Anfechtbarkeit von Zwischenentscheiden am Bundesgericht

Urteil 4A_605/2021 vom 5. Mai 2022

Sachverhalt

Die Beschwerdegegnerin, eine in der Unternehmensberatung tätige Gesellschaft, verpflichtete sich gegenüber der Beschwerdeführerin zur Erarbeitung eines Unternehmenskonzepts, welches aus mehreren Schritten bestand. Die Parteien wurden sich nach Unterzeichnung der Auftragsbestätigung über die Auslegung eines Teils des Vertragsinhalts nicht einig, worauf die Beschwerdegegnerin beim Bezirksgericht Höfe Klage erhob.
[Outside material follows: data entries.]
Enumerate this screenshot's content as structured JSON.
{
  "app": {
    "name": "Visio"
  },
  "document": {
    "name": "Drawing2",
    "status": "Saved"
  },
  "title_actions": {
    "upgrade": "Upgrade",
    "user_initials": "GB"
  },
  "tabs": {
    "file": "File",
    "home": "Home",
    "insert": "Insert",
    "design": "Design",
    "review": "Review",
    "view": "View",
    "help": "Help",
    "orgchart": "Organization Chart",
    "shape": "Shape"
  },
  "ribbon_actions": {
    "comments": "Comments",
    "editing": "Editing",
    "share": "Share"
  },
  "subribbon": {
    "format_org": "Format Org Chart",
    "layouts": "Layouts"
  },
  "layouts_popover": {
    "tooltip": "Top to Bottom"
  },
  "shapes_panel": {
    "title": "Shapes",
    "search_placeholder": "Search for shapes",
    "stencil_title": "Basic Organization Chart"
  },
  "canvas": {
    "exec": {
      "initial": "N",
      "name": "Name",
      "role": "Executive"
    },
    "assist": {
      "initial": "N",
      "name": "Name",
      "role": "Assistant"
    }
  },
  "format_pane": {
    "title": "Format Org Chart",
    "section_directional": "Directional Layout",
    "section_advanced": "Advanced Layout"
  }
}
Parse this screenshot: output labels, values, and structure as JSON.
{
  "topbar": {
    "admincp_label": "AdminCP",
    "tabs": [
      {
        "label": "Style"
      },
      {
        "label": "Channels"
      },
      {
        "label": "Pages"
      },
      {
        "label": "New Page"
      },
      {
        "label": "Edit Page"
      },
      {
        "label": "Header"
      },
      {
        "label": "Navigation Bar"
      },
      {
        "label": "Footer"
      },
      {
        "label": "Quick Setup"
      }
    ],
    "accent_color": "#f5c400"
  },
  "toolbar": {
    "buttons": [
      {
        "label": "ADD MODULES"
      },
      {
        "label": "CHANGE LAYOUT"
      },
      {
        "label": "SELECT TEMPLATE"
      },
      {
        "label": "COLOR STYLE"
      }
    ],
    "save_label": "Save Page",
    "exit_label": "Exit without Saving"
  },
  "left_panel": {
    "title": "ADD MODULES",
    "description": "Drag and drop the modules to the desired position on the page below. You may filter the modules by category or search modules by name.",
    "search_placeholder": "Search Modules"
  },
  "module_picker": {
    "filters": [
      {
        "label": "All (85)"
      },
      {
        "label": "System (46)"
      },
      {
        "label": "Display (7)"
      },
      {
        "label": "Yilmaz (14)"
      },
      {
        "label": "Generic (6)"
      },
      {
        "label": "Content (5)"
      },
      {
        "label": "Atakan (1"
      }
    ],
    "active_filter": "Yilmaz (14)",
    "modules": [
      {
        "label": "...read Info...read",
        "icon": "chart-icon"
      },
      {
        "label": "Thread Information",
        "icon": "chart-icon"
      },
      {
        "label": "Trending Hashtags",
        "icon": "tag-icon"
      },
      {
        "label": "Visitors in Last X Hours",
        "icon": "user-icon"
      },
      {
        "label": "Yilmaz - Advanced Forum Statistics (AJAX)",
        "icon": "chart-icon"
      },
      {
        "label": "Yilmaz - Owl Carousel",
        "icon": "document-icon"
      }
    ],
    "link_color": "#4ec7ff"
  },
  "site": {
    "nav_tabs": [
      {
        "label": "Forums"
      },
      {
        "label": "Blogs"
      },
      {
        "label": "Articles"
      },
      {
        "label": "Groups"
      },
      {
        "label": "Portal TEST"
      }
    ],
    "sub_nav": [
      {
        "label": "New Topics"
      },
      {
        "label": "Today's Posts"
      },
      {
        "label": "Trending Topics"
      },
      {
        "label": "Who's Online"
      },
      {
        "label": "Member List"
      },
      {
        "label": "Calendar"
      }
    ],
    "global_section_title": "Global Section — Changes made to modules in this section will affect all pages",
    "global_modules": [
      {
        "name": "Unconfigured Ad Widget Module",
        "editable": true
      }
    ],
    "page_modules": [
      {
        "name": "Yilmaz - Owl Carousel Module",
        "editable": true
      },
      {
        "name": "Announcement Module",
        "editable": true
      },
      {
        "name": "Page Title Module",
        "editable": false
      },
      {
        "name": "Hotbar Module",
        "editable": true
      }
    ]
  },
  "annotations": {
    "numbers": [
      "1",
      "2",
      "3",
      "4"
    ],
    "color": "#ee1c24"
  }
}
Das Gericht wies die Klage vollumfänglich ab. Daraufhin gelangte die Beschwerdegegnerin mittels Berufung an das Kantonsgericht Schwyz, welches die Berufung guthiess, das Urteil des Bezirksgerichts aufhob und die Sache im Sinne der Erwägungen an das Bezirksgericht zurückwies. Mit Beschwerde in Zivilsachen beantragte die Beschwerdeführerin vor Bundesgericht die Aufhebung des vorinstanzlichen Zwischenentscheides und die Abweisung der Klage.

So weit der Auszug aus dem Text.